CMS Sends Out Email With Students’ Private Info
A Charlotte-Mecklenburg Schools staff member accidentally sent out an email to hundreds of parents on Friday that included the private information of more than 3,000 students, including names, addresses, and medical information such as mental-health history and allergies.
The email was reportedly sent to families enrolled in the district’s after-school enrichment programs. A follow-up email to the families of affected students reportedly read, “We take very seriously our responsibility to properly manage data and to keep information confidential, and we apologize for this error and any inconvenience caused.”

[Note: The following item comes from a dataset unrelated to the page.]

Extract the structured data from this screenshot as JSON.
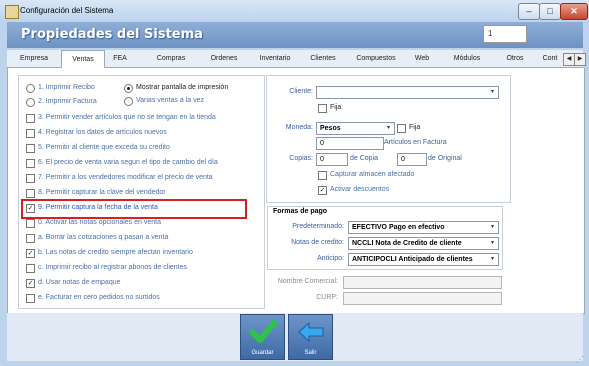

Mecklenburg County No Longer the Biggest in the State
The much-anticipated data from the Census 2020 was released this week, and North Carolina will pick up another congressional seat. One statistic that stuck out to local residents more than their representation in Congress was this: Wake County is now the most populous county in the state, finally surpassing Mecklenburg County after years of catching up. According to the data released Thursday by the U.S. Census Bureau, Mecklenburg County came in second with 1,115,482 residents compared to Wake’s 1,129,410 people.
Charlotte reportedly grew by 1.41% between 2019 and 2020, while Wake grew by 1.75%. Though Mecklenburg and Wake make up 20% of North Carolina’s population, they are not the fastest-growing counties in the state. That title goes to Brunswick County (4.2%) on the southeastern coast and Currituck County (4.1%) on the northeastern coast.